NASA will launch into space a laser instrument to measure the changes in the heights of earth’s polar ice. NASA’s Ice, Cloud, and land Elevation Satellite-2 or ICESat-2 will measure the average annual elevation change of land ice covering Greenland and Antarctica to within the width of a pencil, capturing 60,000 measurements every second. The mission began back in 2003 and continued in 2009 with NASA’s Operation IceBridge. The NASA advanced laser instrument will reportedly improve upon it.
Michael Freilich, the director of the Earth Science Division in NASA’s Science Mission Directorate said, “The new observational technologies of ICESat-2 – a top recommendation of the scientific community in NASA’s first Earth science decadal survey – will advance our knowledge of how the ice sheets of Greenland and Antarctica contribute to sea level rise.” Its Advanced Topographic Laser Altimeter System (ATLAS) measures height.

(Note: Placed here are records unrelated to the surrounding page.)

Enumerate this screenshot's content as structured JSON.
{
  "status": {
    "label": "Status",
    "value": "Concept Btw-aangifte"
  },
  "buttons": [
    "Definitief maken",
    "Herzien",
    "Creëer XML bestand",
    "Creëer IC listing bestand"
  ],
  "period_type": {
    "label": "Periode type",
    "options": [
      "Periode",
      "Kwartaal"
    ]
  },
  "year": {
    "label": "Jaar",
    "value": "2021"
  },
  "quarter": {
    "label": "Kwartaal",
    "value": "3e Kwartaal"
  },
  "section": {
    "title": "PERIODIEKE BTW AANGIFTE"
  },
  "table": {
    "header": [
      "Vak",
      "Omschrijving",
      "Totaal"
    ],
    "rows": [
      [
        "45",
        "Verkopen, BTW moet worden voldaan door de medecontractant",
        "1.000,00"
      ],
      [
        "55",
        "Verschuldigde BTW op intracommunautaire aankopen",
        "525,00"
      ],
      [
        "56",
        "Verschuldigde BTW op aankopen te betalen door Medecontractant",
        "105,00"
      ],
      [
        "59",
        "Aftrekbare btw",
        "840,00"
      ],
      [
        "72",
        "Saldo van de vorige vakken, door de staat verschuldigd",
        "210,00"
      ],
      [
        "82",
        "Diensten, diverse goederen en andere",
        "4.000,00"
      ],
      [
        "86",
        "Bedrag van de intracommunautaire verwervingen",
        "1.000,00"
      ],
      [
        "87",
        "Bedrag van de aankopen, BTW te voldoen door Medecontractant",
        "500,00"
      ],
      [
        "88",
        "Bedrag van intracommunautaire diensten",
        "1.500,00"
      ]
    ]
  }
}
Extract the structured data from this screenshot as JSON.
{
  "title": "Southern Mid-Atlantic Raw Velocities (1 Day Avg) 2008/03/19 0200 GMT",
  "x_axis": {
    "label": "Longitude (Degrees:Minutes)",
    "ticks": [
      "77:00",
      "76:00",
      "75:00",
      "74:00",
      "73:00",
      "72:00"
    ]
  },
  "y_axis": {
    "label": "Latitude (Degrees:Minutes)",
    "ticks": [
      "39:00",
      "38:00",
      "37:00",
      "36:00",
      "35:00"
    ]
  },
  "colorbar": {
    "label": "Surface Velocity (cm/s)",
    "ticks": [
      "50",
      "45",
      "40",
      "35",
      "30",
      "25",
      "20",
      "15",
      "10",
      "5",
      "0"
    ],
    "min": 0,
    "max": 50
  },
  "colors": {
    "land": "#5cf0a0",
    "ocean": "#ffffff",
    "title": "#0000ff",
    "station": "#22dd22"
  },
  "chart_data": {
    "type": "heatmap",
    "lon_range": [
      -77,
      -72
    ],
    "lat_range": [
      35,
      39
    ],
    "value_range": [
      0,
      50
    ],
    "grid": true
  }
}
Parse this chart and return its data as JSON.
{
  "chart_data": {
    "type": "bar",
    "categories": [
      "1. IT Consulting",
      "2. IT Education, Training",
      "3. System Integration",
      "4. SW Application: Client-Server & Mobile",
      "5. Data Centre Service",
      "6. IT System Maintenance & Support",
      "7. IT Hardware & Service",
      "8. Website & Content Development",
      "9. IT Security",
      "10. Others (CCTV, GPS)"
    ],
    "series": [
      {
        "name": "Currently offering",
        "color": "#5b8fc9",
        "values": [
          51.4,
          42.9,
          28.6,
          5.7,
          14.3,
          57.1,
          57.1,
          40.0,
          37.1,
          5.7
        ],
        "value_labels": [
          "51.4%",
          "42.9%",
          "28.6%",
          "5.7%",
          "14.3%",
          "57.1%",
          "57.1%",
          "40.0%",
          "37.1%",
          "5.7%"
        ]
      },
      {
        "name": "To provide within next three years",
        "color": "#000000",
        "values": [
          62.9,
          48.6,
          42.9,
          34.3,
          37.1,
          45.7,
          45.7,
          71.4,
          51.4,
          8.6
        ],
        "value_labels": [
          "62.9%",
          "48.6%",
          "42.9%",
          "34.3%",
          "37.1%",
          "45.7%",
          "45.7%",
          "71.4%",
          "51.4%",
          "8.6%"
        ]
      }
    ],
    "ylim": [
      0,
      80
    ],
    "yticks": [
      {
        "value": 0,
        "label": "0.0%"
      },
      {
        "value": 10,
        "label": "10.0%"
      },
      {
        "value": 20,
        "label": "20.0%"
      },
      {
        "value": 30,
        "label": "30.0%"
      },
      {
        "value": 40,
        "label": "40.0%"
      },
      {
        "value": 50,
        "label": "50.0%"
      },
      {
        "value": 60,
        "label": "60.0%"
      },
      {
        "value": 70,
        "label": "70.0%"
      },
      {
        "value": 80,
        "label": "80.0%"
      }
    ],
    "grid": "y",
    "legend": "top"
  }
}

ATLAS required us to develop new technologies to get the measurements needed by scientists to advance the research. That meant we had to engineer a satellite instrument that not only will collect incredibly precise data, but also will collect more than 250 times as many height measurements as its predecessor. – Doug McLennan, ICESat-2 project manager at NASA’s Goddard Space Flight Center
ATLAS will fire hundreds of trillions of photons to the ground in six beams of green light and ATLAS is expected to measure the elevation with minute precision. With the help of ATLAS, ICESat-2 will get a much more detailed view of the ice surface than ICESat.